Moreover, growlers were made considerably less useful in some states by the requirement that breweries could only legally fill their own growlers, with their own branding. This effectively meant that every single brewery filling growlers needed their own supply of logo glass growlers, and that the customer needed to remember to bring THAT exact growler with them to be filled up, rather than a bottle with a different logo on it. Is it any wonder that consumers would eventually decide this was more trouble than it was worth?

In breweries, the growler rapidly began to fall out of favor, especially after the introduction and rapid adoption of the 32 oz “crowler” can. For consumers, the crowler filled much the same function as a glass growler, but with a few key benefits—they’re more portable, lighter, more durable, and even do a better job of protecting the freshness of the beer. Crowlers were likewise better able to protect beer from oxidation, and their smaller size (and thus cost) made them a low-risk way to bring home a new type of beer. Today, small breweries without access to full canning or bottling lines often make use of crowlers to fill the function that growlers once did, allowing taproom visitors to take at least one format of beer home with them.

The last holdout for the traditional glass growler, meanwhile, is likely the old school “growler shop,” that genre of beer business that proliferated in the 2000s and 2010s, wherein one can visit and choose to fill your 32 or 64 oz glass growler with a wide variety of commercial beer from many breweries. If you’re a beer industry observer, though, you likely know that these businesses are nowhere near as common as they once were, and many growler shops have slowly but surely pivoted to packaged beer sales and over-the-counter draft beer sales, with the actual glass growlers as something of an afterthought in the 2020s. That is, if they haven’t switched to crowlers as well.
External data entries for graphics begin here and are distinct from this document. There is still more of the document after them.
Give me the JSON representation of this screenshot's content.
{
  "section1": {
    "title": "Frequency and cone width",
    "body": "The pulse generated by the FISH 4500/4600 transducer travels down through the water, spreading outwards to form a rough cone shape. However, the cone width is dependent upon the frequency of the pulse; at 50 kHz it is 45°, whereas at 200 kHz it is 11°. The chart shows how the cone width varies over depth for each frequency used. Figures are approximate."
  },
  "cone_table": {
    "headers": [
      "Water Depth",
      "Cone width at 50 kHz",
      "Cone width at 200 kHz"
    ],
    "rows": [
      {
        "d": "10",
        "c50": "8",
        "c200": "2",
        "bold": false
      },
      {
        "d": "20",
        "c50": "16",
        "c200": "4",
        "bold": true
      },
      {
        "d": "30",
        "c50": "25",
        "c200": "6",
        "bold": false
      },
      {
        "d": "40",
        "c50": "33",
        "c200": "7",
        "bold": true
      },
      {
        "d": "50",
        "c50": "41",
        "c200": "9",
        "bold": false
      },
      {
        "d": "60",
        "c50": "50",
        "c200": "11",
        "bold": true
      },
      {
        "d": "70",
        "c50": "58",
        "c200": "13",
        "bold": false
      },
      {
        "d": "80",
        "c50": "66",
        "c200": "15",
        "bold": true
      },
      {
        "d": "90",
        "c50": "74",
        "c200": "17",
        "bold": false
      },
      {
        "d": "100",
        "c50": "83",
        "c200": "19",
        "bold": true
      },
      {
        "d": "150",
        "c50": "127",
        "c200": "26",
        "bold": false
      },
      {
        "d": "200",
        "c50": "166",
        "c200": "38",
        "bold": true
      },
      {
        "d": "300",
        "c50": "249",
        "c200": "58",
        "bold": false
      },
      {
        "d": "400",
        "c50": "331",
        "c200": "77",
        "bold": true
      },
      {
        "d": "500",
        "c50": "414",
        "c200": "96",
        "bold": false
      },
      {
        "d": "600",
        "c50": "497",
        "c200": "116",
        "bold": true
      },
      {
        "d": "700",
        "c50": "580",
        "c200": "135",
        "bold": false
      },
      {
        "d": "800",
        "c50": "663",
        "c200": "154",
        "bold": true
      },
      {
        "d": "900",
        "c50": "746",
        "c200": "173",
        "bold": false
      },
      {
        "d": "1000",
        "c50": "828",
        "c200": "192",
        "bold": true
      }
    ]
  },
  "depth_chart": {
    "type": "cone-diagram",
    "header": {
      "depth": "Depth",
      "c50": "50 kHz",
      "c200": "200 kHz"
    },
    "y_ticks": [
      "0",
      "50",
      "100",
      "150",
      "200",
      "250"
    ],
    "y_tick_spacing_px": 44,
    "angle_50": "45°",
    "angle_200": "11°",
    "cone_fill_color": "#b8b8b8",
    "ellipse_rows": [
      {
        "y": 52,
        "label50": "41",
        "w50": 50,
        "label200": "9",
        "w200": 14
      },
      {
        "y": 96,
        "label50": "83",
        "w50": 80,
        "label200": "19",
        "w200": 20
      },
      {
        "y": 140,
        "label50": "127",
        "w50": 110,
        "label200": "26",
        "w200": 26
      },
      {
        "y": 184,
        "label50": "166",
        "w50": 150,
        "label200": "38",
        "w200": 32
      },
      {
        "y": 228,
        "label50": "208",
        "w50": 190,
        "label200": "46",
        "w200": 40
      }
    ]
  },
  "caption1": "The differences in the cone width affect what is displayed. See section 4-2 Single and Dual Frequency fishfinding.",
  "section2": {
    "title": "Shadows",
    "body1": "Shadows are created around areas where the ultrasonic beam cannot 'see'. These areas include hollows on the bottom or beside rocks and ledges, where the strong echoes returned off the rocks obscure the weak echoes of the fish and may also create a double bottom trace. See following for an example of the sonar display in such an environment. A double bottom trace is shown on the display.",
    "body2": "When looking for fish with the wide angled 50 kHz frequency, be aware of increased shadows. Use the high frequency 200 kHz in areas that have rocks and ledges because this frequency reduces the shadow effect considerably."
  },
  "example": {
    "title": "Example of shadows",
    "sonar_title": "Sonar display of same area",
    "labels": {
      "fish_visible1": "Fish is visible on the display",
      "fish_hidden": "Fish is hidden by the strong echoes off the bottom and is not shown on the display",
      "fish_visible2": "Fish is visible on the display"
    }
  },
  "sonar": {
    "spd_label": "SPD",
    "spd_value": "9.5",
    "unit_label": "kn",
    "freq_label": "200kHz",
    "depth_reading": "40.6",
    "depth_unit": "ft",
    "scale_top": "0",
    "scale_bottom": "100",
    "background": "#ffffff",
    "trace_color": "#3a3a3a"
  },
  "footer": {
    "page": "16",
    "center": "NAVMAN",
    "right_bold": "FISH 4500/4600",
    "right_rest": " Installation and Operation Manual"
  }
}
In the end, it’s a little discouraging to think of all the labor, of all the fighting, that so many state brewers guilds likely put into lobbying for growlers in the 1990s, 2000s and 2010s, only to then see them fade away, but at the same time I think it’s safe to say that as a vessel the big glass bottles served their purpose, in their time. They were conversation pieces of their era, helping to convert untold numbers of drinkers to an appreciation of craft beer styles, shared with friends and family. They may currently reside in closets, or landfills, or have been recycled and remade into modern beer bottles, but they did help shape the modern craft beer world. It’s hard to imagine they’d ever be popular again, but some of us still find it hard to let them go. Maybe one last fill, for old time’s sake?